Sunday, August 17, 2014

Today's Treasure: Some Ethical Dilemmas

"I'm just saying that if it is performance art he wouldn't want us to disturb him."
"I'm just saying that if it is performance art he wouldn't want us to disturb him."
Right between the Weenie Beenie and the river is a day-laborer pick-up site where a bunch of our Central American friends--predominantly El Salvadoran--gather in hopes of being picked up for some very temporary day labor (hence the name).
During the warmer months, some of the guys set up camp along sections of the river where nobody--except Lucy and I--ever goes. They're pretty cool guys and none of us yelps anymore when we accidentally stumble upon each other ... until this morning, when we came upon a body.
Now, we've seen stone-still bodies along the river before, but they were always in one of those well-worn camps which meant that our would-be corpse was just some guy sleeping it off. But today's body was in the middle of some thick and nasty thicket, thicket that's filled with thorns and vines and snakes and poison ivy and, today at least, dead bodies.

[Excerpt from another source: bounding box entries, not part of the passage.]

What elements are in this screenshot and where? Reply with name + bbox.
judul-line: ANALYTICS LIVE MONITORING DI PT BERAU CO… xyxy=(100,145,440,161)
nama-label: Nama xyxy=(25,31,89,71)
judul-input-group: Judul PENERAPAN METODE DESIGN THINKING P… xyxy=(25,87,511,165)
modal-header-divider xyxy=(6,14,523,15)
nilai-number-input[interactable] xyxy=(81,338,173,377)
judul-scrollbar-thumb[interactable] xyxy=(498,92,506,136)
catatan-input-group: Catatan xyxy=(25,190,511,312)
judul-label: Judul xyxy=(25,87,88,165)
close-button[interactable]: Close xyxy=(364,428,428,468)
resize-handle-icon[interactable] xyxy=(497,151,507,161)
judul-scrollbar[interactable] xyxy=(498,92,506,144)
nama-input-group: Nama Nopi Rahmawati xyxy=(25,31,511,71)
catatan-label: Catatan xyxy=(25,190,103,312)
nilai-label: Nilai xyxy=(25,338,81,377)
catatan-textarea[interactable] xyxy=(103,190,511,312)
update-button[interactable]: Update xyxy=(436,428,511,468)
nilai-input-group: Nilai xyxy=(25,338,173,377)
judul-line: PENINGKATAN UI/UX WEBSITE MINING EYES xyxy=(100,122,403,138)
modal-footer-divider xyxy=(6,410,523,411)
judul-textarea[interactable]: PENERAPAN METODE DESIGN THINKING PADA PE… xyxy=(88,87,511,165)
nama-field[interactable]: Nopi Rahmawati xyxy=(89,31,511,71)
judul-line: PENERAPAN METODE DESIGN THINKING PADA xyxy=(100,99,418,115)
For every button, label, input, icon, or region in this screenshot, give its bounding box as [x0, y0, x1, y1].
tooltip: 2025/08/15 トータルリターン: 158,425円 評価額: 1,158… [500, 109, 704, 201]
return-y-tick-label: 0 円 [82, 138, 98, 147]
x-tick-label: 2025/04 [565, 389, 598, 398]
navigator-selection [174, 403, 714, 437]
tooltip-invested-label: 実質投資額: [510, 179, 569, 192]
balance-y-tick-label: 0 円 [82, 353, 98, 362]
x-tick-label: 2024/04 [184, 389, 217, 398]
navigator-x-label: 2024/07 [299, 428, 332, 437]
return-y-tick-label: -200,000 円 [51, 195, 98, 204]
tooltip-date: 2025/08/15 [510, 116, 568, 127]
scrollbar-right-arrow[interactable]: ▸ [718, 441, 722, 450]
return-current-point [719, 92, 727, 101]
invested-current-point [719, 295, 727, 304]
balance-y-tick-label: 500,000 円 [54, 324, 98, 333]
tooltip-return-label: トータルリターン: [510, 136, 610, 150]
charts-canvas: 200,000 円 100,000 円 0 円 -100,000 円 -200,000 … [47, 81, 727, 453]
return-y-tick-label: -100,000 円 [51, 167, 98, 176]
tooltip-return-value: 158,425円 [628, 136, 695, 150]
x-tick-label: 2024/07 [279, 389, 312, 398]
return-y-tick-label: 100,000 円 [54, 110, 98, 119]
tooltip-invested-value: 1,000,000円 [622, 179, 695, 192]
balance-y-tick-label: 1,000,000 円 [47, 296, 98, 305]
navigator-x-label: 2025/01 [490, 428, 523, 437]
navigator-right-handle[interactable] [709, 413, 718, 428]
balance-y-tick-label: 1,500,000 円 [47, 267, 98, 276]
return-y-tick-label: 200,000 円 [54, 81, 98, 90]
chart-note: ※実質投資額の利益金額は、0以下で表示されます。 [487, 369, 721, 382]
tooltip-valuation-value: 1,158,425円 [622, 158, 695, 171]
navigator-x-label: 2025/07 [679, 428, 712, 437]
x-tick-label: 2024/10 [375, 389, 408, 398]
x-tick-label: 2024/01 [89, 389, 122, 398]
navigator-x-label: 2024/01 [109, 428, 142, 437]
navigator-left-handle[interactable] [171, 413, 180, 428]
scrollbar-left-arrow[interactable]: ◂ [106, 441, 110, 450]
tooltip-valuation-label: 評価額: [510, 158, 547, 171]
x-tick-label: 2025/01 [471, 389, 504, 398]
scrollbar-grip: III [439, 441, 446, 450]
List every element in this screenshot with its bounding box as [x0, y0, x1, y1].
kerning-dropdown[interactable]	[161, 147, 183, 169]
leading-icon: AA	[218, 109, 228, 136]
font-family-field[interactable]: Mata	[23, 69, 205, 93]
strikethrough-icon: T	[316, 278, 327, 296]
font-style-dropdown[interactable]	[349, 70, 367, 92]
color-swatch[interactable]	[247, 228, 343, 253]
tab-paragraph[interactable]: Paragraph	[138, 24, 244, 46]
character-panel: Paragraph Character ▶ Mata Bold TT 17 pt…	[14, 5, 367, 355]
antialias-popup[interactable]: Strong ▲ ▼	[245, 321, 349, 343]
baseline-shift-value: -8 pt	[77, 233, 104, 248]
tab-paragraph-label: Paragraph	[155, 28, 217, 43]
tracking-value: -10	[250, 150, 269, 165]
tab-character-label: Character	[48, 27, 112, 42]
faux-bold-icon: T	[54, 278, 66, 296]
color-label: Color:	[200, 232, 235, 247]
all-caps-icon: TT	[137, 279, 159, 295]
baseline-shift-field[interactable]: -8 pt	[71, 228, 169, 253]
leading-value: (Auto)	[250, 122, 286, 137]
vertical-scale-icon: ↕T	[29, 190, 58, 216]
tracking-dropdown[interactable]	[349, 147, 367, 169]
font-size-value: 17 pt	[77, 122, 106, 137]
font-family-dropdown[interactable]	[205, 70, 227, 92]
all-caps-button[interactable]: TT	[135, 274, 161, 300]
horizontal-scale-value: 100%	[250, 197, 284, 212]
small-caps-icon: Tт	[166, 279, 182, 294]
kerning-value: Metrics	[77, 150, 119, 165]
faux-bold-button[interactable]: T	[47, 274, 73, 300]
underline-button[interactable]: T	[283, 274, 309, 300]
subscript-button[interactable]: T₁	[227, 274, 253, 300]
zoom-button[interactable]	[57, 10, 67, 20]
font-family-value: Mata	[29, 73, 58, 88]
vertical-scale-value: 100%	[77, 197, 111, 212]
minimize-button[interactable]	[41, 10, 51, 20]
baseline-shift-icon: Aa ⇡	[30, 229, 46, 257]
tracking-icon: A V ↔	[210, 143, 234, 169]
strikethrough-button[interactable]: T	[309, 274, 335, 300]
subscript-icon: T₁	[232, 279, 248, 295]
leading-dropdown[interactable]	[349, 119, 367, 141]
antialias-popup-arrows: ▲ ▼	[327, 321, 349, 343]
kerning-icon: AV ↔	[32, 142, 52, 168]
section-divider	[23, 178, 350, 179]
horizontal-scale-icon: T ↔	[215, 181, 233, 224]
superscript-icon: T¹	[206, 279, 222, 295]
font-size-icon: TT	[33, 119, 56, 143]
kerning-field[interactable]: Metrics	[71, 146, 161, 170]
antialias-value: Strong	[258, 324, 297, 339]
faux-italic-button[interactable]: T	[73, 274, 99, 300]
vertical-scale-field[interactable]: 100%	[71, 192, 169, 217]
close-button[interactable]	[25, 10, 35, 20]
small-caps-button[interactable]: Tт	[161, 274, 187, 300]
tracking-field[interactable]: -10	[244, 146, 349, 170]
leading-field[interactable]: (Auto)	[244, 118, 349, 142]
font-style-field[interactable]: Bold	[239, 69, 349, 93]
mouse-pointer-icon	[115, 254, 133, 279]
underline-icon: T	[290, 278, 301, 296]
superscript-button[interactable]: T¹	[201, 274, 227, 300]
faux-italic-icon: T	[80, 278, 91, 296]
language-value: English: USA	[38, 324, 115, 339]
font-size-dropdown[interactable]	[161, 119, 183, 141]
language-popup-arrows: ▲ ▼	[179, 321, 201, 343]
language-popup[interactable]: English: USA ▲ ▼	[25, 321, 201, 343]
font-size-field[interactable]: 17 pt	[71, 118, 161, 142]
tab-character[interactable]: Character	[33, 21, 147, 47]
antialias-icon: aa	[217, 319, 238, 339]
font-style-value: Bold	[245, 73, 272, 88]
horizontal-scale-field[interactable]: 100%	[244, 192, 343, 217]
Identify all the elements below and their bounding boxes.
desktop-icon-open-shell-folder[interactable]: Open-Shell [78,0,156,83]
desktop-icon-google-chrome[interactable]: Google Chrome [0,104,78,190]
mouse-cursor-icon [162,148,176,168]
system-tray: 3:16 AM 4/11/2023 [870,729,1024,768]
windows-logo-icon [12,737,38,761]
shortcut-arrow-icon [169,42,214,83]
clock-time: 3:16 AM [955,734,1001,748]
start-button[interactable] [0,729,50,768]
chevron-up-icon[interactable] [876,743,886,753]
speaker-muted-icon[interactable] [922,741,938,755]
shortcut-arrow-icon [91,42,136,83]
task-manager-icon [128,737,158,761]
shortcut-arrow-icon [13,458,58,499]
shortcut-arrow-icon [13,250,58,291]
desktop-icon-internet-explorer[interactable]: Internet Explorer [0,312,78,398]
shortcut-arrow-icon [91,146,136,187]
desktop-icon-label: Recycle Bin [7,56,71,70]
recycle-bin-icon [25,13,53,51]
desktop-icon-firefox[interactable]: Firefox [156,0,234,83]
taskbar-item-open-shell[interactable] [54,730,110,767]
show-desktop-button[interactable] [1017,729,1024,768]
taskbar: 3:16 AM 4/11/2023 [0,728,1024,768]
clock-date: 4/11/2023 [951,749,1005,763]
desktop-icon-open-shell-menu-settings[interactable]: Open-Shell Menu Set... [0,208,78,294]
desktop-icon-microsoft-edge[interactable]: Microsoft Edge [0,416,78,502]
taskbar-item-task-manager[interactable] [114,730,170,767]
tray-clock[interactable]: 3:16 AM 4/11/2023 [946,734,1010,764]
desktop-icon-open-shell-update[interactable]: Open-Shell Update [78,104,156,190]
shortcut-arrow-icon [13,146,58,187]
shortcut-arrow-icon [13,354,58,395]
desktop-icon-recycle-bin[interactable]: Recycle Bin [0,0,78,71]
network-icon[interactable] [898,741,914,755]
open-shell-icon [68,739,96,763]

We had just started our walk so I was reluctant to see if the guy was really dead because if he was, we'd have to call the cops and we'd miss our morning river walk. And if he wasn't we'd have to engage in an awkward conversation consisting of several different configurations of the same few Spanish words I know, and I just wasn't in the mood. So I told Lucy that if he was still there when we were heading back home, I'd check him out.
Now before you get all high and mighty about how I should have checked right away (Ethical Dilemma #1), I need to point out that I've seen dead bodies before and this particular body, even at 20 yards away, didn't seem to have that unique dead stillness to it. And I couldn't see any blood on him so it was very likely that he had just staggered into the thicket and passed out.
Further, it's is extremely dangerous to wake up anything--people or animals--in the wild. Back in 1983, my friend Mark Burger and I snuck up on an enormous sea lion sleeping on the beach just north of Big Sur, CA. Unfortunately, we had made the terrible mistake of approaching it from the shoreline. When it woke up--startled--it roared (yes, it freaking roared!), lifted most of its 2,000-pound self high in the air, and started undulating toward us with alarming speed. I was literally too frightened to move.
Mark wasn't. He shoved me out of my stupor as he bolted by me. I jumped in the air and started running as fast as my adrenaline-fired legs would carry me. But, as physics would have it, my legs were pumping so fast that I couldn't get traction in the sand. I looked like Wile E. Coyote trying to outrun a falling anvil.
With that experience forever seared into my brain, I calculated that it was in everyone's best interest that I give our new friend a little more time to offer proof of life.
Well, he was still there an hour later. So I told Lucy that we should head home for some coffee and breakfast because if he was actually dead, he'd still be there when we got back and if he wasn't then he surely would have woken up and wobbled over to the day-laborer pick-up site by then.
When we got home, I realized that I should have at least taken a picture of him for my Today's Treasure collection. But that seemed a bit ghoulish (Ethical Dilemma #2), so instead I "decided" that the right thing for me to do was check on the guy, and if I happened to get a photo, so be it.
He was still there.
And I took his photo.
And once I did, I realized that I now had a moral obligation to check on him ... which meant I would have to wander into that nasty thicket like Hans Solo in that trash compactor scene only without the boots (Ethical Dilemma #3).
So I did.
As I walked down the embankment and into the thorns and snakes, I looked back and saw the vines closing up my escape route. And for a moment, I actually hoped he was dead because at least then I wouldn't necessarily have to make a mad dash out of there through those living, breathing vines.
I didn't want to alarm the guy as I approached, so the whole way in I kept saying, "Hey, amigo, you OK?" figuring that we shared at least three out of those four words. But he wasn't moving.
Finally, I got close enough to see the top of his face-down head move ever so slightly in a manner that could be construed as a nod. So I asked him again if he was OK, and once again I saw the nod-like response. I mean, I'm almost certain it was a nod (Ethical Dilemma #4).
Figuring my work here was done, I said, "Bueno," wished him a good day, and scooted out of there at a fast clip, but not so fast that it looked like I was running away from a murder scene, if in fact that's what it turns into (Ethical Dilemma #5).
I'll be heading out there shortly with a box of Pop Tarts and a bottle of Gatorade to make sure my new friend is feeling OK. And if he isn't, I'll let you know. But in the meantime, I'm curious. What would you have done?